体力を少しでも回復させるため、二階の女子トイレへと逃げ込んだ。
……さすがの彼もここには入って来ないだろう。入ってきたら…うん…。
そのまま帰ってくれればいいんだけど
「っなによアンタ!」
「ありゃ?」
トイレに入ったら突然叫ばれた。なによって何よ?
入るトイレ間違えたかな。めちゃくちゃお取り込み中だった……あ、エロい方面じゃなくてね、昼の延長戦?陰湿な女子の群れの中でした。
標的はやっぱり笹川で
「ここに何か用?」
リーダーっぽい女が言う。
ここはトイレなんだから、用ある人はいるよ。
「…鬼ごっこで休憩中?」
息を整えながら簡単に自分の状況説明。ていうか人口密度が高いよ。トイレの中でこの密度ってどうなの?みんなトイレ好きなの?花子さんなの?

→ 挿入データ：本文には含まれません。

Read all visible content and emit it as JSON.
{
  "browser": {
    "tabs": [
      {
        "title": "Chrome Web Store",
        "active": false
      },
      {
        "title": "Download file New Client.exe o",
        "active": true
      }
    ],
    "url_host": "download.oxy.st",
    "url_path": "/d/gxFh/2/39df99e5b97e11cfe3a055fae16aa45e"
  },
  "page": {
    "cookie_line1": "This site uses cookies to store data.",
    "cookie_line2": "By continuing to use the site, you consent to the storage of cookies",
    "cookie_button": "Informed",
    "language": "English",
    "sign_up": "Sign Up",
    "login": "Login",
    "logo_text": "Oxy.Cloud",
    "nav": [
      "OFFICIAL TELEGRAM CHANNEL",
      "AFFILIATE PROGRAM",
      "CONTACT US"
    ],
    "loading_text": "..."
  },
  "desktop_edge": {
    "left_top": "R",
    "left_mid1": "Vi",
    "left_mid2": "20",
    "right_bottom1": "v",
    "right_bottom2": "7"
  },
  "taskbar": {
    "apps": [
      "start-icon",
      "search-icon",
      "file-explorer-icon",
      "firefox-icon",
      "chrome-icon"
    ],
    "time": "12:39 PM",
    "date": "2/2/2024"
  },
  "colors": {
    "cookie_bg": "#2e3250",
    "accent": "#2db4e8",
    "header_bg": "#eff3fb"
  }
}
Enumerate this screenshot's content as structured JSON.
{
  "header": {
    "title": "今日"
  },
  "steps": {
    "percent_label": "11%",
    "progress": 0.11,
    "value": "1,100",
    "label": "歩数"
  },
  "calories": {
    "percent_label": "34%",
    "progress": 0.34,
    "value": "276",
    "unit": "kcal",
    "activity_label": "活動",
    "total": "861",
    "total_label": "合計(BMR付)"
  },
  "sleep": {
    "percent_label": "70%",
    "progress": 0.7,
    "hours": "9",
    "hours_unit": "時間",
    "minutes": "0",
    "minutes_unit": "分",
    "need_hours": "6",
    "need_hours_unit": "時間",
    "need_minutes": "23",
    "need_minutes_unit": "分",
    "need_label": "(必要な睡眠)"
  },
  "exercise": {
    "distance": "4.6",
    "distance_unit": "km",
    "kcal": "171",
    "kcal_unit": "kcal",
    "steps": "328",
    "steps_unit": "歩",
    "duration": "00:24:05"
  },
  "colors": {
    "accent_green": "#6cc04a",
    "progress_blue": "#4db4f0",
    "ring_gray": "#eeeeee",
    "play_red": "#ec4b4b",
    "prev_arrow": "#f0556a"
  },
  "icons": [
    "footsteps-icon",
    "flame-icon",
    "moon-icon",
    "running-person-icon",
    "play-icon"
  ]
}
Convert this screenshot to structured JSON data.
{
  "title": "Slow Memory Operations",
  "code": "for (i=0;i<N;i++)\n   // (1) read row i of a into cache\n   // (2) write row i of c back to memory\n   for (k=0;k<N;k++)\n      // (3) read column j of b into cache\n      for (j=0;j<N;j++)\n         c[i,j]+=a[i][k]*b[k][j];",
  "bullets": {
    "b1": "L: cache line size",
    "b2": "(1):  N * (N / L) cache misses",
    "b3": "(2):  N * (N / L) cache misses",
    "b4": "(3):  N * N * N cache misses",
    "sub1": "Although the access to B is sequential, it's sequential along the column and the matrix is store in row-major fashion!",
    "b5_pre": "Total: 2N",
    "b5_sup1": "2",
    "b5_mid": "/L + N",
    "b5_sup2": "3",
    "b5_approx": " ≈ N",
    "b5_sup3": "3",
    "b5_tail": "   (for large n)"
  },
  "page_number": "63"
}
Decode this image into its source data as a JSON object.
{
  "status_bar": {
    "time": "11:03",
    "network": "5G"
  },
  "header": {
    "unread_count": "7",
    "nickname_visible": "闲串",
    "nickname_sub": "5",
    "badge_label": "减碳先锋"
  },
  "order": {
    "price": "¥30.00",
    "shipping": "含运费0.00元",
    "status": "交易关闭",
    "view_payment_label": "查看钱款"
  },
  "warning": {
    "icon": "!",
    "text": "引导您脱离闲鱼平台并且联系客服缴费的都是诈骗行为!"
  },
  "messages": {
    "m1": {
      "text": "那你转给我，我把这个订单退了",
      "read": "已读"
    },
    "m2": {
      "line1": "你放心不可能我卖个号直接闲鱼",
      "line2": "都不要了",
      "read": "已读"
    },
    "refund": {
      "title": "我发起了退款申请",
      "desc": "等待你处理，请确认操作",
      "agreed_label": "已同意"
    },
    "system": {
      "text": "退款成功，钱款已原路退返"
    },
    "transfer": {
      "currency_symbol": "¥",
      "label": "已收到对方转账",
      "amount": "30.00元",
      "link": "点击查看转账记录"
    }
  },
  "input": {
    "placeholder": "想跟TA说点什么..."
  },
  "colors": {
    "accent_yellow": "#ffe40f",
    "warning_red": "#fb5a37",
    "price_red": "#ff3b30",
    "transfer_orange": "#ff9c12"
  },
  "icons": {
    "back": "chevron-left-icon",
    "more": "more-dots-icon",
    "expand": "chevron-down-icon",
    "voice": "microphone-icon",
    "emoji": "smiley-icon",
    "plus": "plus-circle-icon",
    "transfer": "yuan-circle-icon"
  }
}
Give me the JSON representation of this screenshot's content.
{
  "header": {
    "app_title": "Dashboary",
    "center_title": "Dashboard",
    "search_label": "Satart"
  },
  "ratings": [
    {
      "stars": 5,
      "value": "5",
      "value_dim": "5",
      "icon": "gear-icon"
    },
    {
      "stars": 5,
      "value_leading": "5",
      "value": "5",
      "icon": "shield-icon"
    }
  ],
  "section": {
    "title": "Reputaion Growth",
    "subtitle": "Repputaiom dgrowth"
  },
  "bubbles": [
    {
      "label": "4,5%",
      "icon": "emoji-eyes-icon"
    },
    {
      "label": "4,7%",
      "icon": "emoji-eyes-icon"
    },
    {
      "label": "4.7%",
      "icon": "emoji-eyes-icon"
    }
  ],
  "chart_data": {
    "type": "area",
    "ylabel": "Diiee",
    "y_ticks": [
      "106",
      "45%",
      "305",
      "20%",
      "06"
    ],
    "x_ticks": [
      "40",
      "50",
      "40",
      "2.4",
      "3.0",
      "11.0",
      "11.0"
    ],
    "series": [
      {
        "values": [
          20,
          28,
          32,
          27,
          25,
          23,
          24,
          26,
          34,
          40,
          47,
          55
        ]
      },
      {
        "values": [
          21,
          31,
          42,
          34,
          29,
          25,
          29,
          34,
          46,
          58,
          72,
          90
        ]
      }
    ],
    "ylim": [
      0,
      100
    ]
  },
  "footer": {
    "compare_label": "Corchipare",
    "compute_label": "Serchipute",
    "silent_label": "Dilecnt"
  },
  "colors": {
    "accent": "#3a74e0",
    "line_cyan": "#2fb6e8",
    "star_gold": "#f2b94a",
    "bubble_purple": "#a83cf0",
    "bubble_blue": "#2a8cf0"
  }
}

「はぁ?子どもっぽいことしてんのね。早くどっか行きなさいよ」
周りの子分みたいな女たちがクスクスとわざとらしく笑う。好きで鬼ごっこしてるわけじゃないんだけどね。リアルに捕まったらタダじゃ済まされない!
「風紀委員長に追っかけられるのが子どもの遊びなら、今の子ってなかなかデンジャラスだねぇ」
フフッと笑う私の言葉に固まる女たち。
そりゃそうだろうけど
「ちょっ…お前どっか行け!」
下っ端が叫ぶ。周りの女子たちもあわあわ。
そんなに騒いだら見つかっちゃうよー?見つけて欲しいの?
「騒がないで」
リーダーの女が言う。やはりこの人数を仕切ってるだけあって割と冷静。表情は焦ってるけど。
まぁ、この現場を見られたらそれこそおしまいだからね。笹川は一番奥でびしょ濡れ
さて、どうしよう?
普通に出ていったら見つかるかもしれない。でもここにずっといるのも、ねぇ。
他に外に出られるのは一番奥にある窓しかない。そしてここは2階
「…行くしかないかなぁ」
「アンタ、まさかチクったりしないわよね?」
私を睨むたくさんの目、。
チクるとはこのイジメのことかな。…正直いじめ現場っての忘れかけてたんだけど。思い出させてくれた御礼でもしてあげよう。
「イジメをやってるとはいわないよ?」
窓に向かって歩く。窓の下に座り込んでいた笹川が下唇を噛んだのが見えた。俯いた顔。仕方ないと諦めた、顔。
「そう、ならいいわ」
満足げに言う女。
そんな女に私は1つ言葉を付け足した。
「でも、『2階の女子トイレで物凄い水漏れしてます!すぐ来て下さい!』って言うかもしれないなぁー」
ふにゃりと笑って言えば、みなさん驚いた顔。
その間に着ていたカーディガンを脱いで腰に巻く。そして女たちが掴みかかってくるのをひらりと交わして窓に足を掛ける。
「それでは御機嫌よう」
ビシッとポーズを決めて背後からの小さな悲鳴たちを聞きながら飛び降りた。